Led by the Shanghai Institute of Pancreatic Diseases, the research team worked with the Ali Damo Academy, the First Affiliated Hospital of Zhejiang University School of Medicine and other institutions to build a unique deep learning framework, which was finally trained as a pancreatic cancer detection model (PANDA). According to Cao Kai, PANDA uses a segmentation network (U-Net) to locate the pancreas, a multi-task network (CNN) to detect lesions, and a dual-channel Transformer module to distinguish pancreatic cancer from other pancreatic lesions. To put it simply, the "three-step method" is to use AI to magnify and identify those subtle pathological features in non-contrast CT images that are difficult to identify with the naked eye.

The CT training set of pancreatic tumors constructed by this model has included 3208 surgical cases, and has been verified by 10 hospitals around the world, with a sensitivity of 92.9% (accuracy in judging the presence of pancreatic tumors) and 99.9% specificity (accuracy in judging the absence of tumors). In a real-world retrospective trial of 20530,31 people, the model identified 2 clinically missed lesions, of which <> patients with early-stage pancreatic cancer had completed surgical treatment.

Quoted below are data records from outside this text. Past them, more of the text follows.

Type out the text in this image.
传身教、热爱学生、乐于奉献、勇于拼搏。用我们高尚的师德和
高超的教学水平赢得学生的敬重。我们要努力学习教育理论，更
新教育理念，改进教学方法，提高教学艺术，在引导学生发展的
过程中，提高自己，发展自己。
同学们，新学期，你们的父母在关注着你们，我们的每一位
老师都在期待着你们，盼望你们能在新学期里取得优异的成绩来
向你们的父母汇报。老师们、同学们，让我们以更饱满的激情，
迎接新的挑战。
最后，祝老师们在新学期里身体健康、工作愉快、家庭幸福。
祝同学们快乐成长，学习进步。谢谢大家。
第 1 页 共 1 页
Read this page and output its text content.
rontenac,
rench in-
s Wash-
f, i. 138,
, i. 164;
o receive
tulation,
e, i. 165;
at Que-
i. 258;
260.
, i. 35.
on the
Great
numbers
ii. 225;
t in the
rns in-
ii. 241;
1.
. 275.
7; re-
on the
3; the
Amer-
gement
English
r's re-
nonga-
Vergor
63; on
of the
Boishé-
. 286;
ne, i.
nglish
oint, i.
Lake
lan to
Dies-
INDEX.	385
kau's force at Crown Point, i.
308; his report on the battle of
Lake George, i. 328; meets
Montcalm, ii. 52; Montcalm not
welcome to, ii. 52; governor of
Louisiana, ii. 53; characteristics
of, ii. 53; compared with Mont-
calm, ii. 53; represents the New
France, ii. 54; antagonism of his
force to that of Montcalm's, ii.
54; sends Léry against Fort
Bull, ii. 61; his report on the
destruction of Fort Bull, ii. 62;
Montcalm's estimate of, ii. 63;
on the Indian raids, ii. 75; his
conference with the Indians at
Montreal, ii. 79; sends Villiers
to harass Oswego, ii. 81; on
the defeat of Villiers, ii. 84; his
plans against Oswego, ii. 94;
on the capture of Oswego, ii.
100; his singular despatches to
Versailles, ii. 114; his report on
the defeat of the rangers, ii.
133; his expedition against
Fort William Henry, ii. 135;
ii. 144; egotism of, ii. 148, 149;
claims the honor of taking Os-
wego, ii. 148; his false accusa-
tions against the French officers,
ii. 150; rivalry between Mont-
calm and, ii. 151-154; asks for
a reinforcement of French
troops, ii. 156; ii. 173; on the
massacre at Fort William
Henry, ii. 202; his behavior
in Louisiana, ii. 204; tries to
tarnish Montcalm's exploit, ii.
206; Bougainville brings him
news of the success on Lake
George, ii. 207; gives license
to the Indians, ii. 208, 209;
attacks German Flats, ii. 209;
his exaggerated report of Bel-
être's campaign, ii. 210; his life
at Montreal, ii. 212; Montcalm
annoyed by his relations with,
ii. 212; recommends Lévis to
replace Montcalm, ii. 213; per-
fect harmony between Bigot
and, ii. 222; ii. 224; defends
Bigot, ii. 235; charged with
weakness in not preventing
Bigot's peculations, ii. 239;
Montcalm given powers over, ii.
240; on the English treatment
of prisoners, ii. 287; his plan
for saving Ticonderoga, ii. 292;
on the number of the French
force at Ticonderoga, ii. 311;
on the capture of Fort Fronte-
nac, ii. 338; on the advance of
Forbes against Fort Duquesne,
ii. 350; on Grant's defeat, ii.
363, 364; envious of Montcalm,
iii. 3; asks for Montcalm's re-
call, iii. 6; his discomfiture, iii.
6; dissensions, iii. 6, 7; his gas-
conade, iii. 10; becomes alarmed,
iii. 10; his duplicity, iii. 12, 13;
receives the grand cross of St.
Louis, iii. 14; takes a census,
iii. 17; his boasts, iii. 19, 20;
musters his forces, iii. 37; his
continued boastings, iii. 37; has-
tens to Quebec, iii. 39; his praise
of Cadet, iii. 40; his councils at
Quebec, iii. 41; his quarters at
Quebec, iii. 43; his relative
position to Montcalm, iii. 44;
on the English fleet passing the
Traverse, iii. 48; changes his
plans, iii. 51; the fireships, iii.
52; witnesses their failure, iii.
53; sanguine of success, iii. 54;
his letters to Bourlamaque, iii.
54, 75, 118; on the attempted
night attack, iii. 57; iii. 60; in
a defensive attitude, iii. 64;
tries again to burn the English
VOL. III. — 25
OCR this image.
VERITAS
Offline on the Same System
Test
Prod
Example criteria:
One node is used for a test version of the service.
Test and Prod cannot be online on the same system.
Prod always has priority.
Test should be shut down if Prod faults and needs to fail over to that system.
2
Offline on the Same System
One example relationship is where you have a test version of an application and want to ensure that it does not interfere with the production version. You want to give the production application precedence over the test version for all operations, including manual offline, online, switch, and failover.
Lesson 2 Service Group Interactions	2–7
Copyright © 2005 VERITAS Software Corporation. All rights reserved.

"The results of this study fully demonstrate that the use of 'non-contrast CT+AI' for large-scale early screening of pancreatic cancer has great potential. This will provide new support for optimizing the diagnosis and treatment guidelines for pancreatic cancer screening, and will also have a positive impact on the diagnosis and treatment process, treatment decisions, and treatment costs of pancreatic cancer in the future. Shao Chengwei said.

"This study clinically confirms the reliability of the 'non-contrast CT+AI' cancer screening technology pathway, and provides an innovative strategy for the treatment of pancreatic cancer." Cao Kai said that with the continuous maturity and promotion of technology, "non-contrast CT+AI" may be included in the physical examination program in the future, which will greatly improve the early screening rate of pancreatic cancer.